Film screening shows a different side of Columbus Day, monuments

American Indian activist and Fallon Paiute-Shoshone Tribe resident Adam Nordwall emphasizes the indigenous contribution to American history prior to the showing of "Monumental Myths." Josh Johnson/Appeal News Service

While Columbus Day was celebrated with cardboard replicas of the Niña, Pinta and Santa Maria and papier-mâché totem poles in classrooms around the country on Monday, about 20 people gathered at the Fallon Paiute-Shoshone tribal gym to see a different view of Columbus and several American monuments.

A free screening of the documentary “Monumental Myths” was shown, the first public screening of the film on a reservation. The 60-minute documentary chronicles filmmaker Tom Trinley’s trek across the United States to several American landmarks, where he investigates the sometimes contradictory history behind them. Lincoln’s log cabin, Fort Pillow, the Christopher Columbus statue in Chicago and Mount Rushmore are included.

Trinley, sociologist and author James Loewen and American Indian activist and local resident Adam Fortunate Eagle Nordwall, who all appear in the film, attended the showing and answered questions.

“{American Indians) may be a minority in our own country, but we are the minority with seniority, and our voice should be heard,” Nordwall said. “We represent the upsetting of policies that are in place in the educational system. We represent another reality.”

American history is full of glorified half-truths and stories that gloss over darker truths like genocide and discrimination, Trinley said.

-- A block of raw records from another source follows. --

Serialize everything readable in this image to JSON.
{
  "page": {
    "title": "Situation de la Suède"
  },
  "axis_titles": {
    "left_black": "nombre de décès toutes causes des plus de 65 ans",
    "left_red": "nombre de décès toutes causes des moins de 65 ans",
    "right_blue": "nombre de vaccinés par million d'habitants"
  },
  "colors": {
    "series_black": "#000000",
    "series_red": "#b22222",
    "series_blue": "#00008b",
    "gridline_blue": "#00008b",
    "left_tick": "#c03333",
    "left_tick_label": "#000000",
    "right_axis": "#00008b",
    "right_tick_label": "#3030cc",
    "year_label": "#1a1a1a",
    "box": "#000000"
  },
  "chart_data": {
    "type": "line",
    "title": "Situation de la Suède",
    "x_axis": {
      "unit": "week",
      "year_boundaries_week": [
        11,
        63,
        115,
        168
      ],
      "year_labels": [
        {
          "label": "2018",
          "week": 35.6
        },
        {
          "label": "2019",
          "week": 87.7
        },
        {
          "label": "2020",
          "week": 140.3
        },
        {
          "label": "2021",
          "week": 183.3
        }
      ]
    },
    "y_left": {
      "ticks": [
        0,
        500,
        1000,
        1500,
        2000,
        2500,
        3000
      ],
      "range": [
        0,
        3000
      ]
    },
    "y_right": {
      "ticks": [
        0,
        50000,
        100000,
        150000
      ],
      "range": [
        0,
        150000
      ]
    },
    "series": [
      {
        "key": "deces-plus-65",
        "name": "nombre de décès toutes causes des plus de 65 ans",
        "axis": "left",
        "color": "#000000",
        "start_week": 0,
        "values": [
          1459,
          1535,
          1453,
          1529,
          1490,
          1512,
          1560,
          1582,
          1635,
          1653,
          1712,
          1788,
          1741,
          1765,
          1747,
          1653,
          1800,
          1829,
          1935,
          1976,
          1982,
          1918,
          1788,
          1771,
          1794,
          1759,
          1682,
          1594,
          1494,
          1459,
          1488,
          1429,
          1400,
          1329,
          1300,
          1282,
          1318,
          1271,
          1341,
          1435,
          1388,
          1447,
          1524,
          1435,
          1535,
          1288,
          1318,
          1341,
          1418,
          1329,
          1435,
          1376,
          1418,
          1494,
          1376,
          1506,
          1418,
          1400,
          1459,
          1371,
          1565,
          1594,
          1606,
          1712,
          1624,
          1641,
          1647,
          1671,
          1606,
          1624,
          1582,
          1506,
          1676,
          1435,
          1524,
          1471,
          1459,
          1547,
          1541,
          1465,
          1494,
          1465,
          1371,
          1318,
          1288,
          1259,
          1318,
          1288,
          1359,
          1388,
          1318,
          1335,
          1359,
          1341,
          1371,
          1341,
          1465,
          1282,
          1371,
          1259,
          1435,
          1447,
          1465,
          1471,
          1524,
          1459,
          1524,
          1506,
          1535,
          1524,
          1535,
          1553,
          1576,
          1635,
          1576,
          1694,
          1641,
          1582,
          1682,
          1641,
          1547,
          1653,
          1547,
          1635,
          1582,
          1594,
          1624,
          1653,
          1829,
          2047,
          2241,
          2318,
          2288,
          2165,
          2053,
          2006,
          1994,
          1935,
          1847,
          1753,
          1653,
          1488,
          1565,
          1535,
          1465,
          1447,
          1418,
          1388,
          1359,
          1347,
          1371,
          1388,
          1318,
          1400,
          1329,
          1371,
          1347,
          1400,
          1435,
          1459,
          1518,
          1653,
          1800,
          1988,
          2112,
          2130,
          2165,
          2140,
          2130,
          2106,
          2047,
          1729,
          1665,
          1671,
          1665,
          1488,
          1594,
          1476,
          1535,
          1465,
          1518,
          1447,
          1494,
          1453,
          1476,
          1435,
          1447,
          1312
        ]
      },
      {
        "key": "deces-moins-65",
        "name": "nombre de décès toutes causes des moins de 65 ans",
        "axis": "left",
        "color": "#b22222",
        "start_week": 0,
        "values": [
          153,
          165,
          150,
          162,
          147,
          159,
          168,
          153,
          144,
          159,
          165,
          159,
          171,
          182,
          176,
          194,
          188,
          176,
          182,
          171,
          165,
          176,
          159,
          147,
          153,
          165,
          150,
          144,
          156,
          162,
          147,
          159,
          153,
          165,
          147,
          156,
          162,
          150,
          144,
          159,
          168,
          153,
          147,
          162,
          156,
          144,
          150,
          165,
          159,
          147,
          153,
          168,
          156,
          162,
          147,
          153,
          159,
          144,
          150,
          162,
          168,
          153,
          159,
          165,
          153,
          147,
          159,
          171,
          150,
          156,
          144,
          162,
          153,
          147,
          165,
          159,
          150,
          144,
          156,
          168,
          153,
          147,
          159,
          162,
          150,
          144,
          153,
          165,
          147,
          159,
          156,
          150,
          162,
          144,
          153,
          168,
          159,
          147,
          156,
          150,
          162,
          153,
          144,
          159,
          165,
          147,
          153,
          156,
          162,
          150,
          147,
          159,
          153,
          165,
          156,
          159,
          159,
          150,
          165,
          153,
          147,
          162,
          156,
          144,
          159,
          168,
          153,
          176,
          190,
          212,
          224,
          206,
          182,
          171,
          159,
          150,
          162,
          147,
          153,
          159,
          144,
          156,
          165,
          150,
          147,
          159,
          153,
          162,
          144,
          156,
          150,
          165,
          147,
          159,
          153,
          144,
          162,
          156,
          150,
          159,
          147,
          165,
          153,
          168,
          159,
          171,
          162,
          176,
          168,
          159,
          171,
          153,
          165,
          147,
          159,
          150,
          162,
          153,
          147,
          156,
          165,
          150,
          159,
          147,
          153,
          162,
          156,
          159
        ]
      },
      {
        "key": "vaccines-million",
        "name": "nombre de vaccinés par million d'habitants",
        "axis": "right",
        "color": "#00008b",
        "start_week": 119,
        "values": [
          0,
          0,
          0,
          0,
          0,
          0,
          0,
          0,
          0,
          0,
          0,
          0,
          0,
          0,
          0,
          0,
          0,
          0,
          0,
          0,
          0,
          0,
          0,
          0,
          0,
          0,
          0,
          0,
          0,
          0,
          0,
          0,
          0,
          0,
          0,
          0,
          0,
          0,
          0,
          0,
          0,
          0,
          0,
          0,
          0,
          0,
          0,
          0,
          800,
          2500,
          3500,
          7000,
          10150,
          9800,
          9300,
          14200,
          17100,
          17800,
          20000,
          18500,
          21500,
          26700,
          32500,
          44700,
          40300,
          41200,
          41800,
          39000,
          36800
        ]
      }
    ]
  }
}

He interviews several historians for the film who portray Columbus as a slave trader who ordered the rape and killing of indigenous people in Haiti when they did not produce enough gold for his crew.

“All of the private schooling my parents paid for dealt with lies,” Trinley said. “I think Columbus should be studied, not celebrated. If I had known all of these things, I may have had a different perception of Native Americans. When you learn the truth abut Columbus, you find he’s not such a celebratory cause.”

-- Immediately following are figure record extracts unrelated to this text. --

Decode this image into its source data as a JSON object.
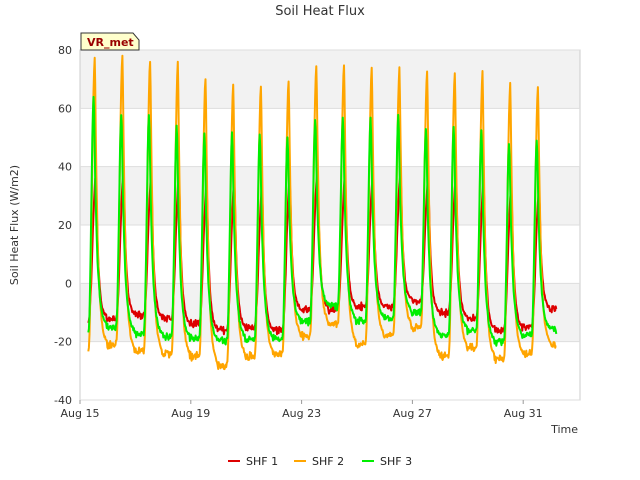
{
  "chart_data": {
    "type": "line",
    "title": "Soil Heat Flux",
    "xlabel": "Time",
    "ylabel": "Soil Heat Flux (W/m2)",
    "ylim": [
      -40,
      80
    ],
    "yticks": [
      -40,
      -20,
      0,
      20,
      40,
      60,
      80
    ],
    "xlim_days": [
      0,
      18
    ],
    "xticks": [
      {
        "day": 0,
        "label": "Aug 15"
      },
      {
        "day": 4,
        "label": "Aug 19"
      },
      {
        "day": 8,
        "label": "Aug 23"
      },
      {
        "day": 12,
        "label": "Aug 27"
      },
      {
        "day": 16,
        "label": "Aug 31"
      }
    ],
    "badge": "VR_met",
    "grid": true,
    "legend_position": "bottom-center",
    "series": [
      {
        "name": "SHF 1",
        "color": "#dd0000",
        "start_day": 0.3,
        "end_day": 17.2,
        "daily_max": [
          37,
          38,
          37,
          37,
          34,
          35,
          33,
          36,
          38,
          37,
          36,
          38,
          36,
          37,
          35,
          33,
          32
        ],
        "daily_min": [
          -13,
          -12,
          -11,
          -12,
          -14,
          -16,
          -15,
          -16,
          -9,
          -9,
          -8,
          -8,
          -6,
          -10,
          -12,
          -16,
          -15,
          -9
        ]
      },
      {
        "name": "SHF 2",
        "color": "#ffa500",
        "start_day": 0.3,
        "end_day": 17.2,
        "daily_max": [
          78,
          79,
          77,
          76,
          71,
          69,
          68,
          70,
          75,
          75,
          74,
          74,
          73,
          73,
          73,
          69,
          68
        ],
        "daily_min": [
          -23,
          -21,
          -23,
          -24,
          -25,
          -28,
          -25,
          -24,
          -18,
          -14,
          -21,
          -18,
          -15,
          -25,
          -22,
          -26,
          -24,
          -21
        ]
      },
      {
        "name": "SHF 3",
        "color": "#00ee00",
        "start_day": 0.3,
        "end_day": 17.2,
        "daily_max": [
          65,
          59,
          59,
          55,
          52,
          52,
          52,
          51,
          57,
          57,
          57,
          58,
          54,
          55,
          53,
          49,
          50
        ],
        "daily_min": [
          -17,
          -15,
          -17,
          -18,
          -19,
          -20,
          -19,
          -19,
          -13,
          -8,
          -13,
          -12,
          -10,
          -18,
          -16,
          -20,
          -18,
          -16
        ]
      }
    ]
  }
}
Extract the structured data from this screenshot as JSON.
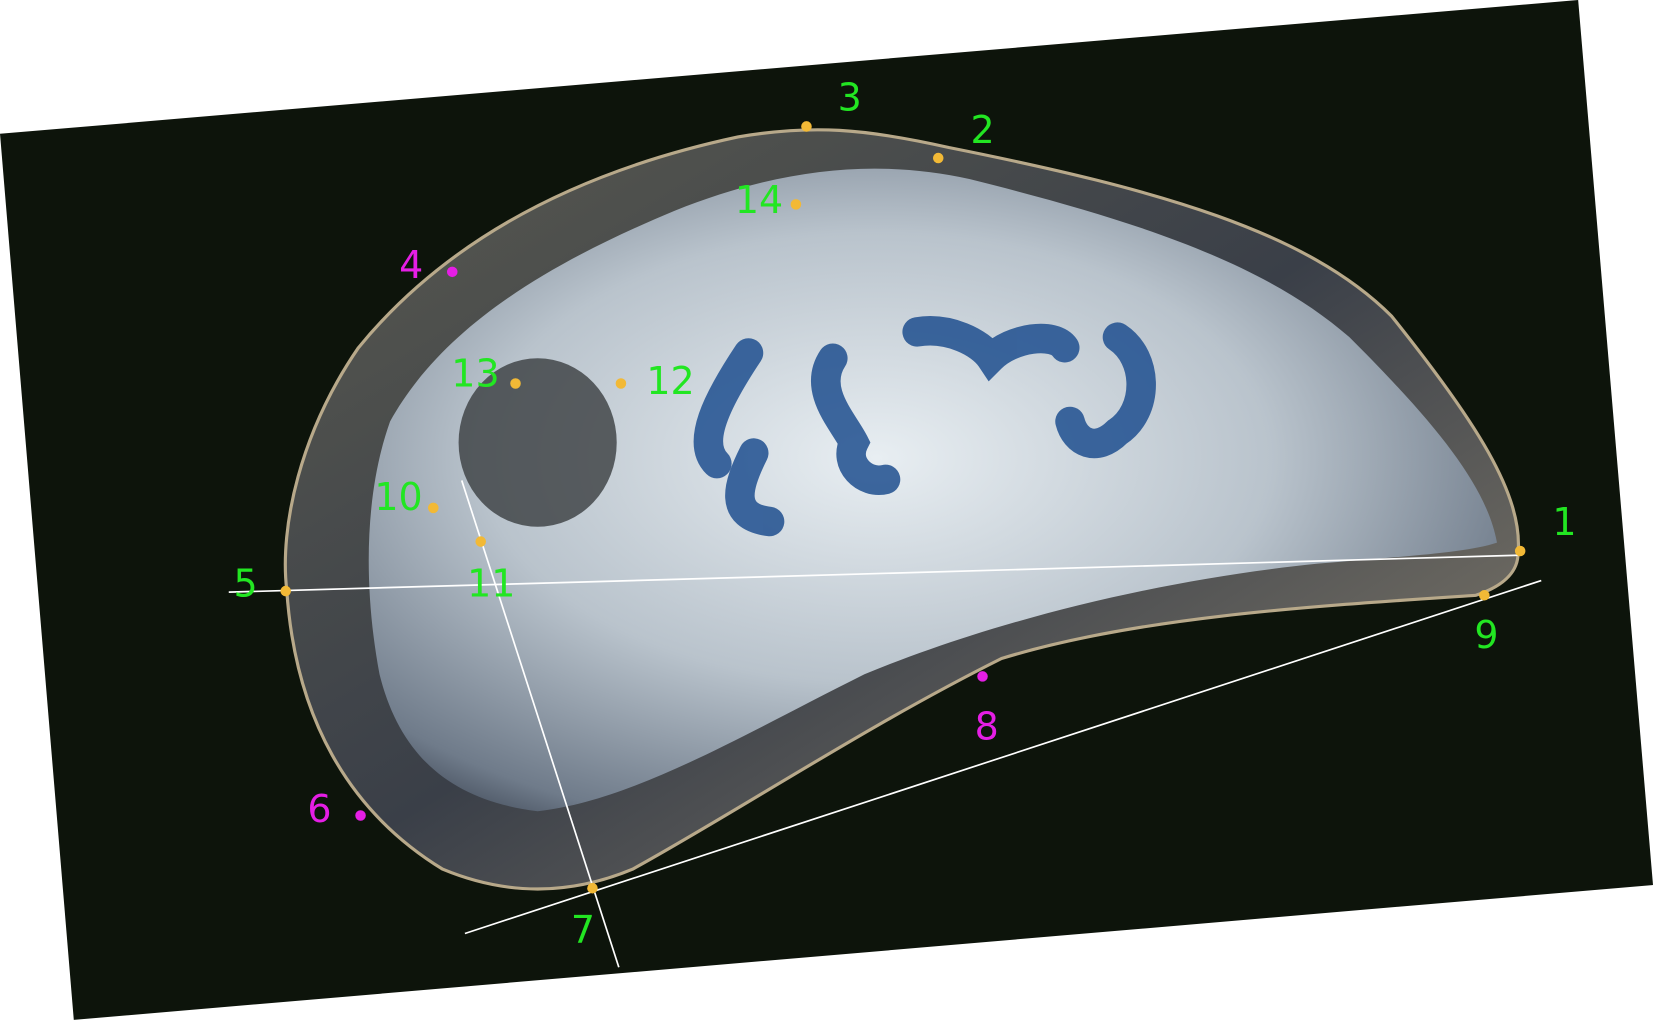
{
  "landmarks": [
    {
      "label": "1"
    },
    {
      "label": "2"
    },
    {
      "label": "3"
    },
    {
      "label": "4"
    },
    {
      "label": "5"
    },
    {
      "label": "6"
    },
    {
      "label": "7"
    },
    {
      "label": "8"
    },
    {
      "label": "9"
    },
    {
      "label": "10"
    },
    {
      "label": "11"
    },
    {
      "label": "12"
    },
    {
      "label": "13"
    },
    {
      "label": "14"
    }
  ]
}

The aim of the film is the educate people about the context of events like Columbus Day and monuments like Mount Rushmore, Trinley said. He does not support the destruction of monuments, but would prefer alternative information to be presented.

Loewen, author of “Lies Across America” and “Lies My Teacher Told Me,” said five out of six Americans do not take a U.S. history class after high school, and this contributes to historical apathy and misinformation.

“I’m delighted that this film was made,” Loewen said. “It shows that there’s something wrong with the way history is portrayed in America.”